I’m cutting. I woke up with a lot of energy, too much. And I needed to cut to calm myself down. It worked, the endorphine rush calmed me down to the point that I can sit still again. The klonopin just wasn’t doing it. After calming myself, thankfully I came to my senses and decided to write. So I’m just going to write. Thankfully, the kitchen knives were not that sharp and I didn’t have the dexterity to sharpen them. I’m suddenly very happy. I feel so relaxed. I spiked myself from crying over the biggest loser to now feeling focused and calmed and happy. And ashamed. Now I have to explain this. I haven’t self harmed in years, and even then it wasn’t with knives. Not to mention, I did it while my girlfriend was sleeping in the next room. I’m not looking forward to explaining this to her. That now I’m a danger to myself.

Why did I do it? I don’t know. I just was out of my skin feeling like bugs were crawling all over me. I just needed to feel something. Something sharp, something I couldn’t ignore. Something that would take my mind off of everything that I was feeling. And it did that. I nearly blacked out from the rush.
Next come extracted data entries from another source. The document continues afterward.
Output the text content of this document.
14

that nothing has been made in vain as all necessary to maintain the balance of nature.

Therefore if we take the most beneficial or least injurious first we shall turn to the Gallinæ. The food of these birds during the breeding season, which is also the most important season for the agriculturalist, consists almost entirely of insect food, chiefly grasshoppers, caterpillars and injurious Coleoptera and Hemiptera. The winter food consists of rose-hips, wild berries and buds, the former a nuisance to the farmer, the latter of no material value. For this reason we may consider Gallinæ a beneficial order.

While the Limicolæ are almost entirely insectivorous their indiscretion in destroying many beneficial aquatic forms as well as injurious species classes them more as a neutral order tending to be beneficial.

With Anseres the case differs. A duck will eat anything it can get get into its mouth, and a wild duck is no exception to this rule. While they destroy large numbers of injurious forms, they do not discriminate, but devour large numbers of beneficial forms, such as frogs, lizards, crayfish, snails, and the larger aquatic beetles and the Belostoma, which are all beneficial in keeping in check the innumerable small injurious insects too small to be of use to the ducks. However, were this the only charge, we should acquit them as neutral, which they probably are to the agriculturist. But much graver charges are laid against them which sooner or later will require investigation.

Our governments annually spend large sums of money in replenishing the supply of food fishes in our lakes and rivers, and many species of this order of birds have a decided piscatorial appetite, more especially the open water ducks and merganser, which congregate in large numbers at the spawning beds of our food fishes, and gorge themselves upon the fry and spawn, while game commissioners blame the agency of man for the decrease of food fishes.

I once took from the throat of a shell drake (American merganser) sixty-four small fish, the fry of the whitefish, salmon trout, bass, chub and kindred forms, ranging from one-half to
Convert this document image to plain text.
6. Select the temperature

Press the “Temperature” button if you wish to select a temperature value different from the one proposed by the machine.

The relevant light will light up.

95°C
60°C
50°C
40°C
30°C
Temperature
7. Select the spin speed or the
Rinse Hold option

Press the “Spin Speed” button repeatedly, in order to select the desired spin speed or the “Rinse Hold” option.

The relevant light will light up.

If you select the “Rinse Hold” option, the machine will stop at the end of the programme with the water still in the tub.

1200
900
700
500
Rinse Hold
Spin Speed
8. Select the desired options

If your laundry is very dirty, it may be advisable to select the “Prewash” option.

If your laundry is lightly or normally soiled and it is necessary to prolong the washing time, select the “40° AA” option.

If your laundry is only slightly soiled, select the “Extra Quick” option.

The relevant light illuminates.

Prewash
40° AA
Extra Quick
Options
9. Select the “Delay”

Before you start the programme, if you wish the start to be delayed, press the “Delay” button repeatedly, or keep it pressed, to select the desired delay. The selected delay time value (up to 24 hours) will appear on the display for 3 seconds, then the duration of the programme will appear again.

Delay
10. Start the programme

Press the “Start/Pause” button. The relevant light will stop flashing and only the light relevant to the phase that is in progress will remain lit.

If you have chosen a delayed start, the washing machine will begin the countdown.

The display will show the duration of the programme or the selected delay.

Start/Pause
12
I collapsed on the kitchen floor panting, and loving every minute of it. I didn’t feel like I made a mistake, I felt like I did the right thing.

I still don’t feel like I did the wrong thing, or anything that I shouldn’t have done. Even though I know that I shouldn’t have done it. It’s a split between what I know and what I feel. I can’t get those two to align. The only time that I did was when I was cutting. But I know that this is not good. I know that I’m psychologically in deep trouble. I’ll try to just keep writing today, whatever pops into my head. So be prepared for a flood of emails.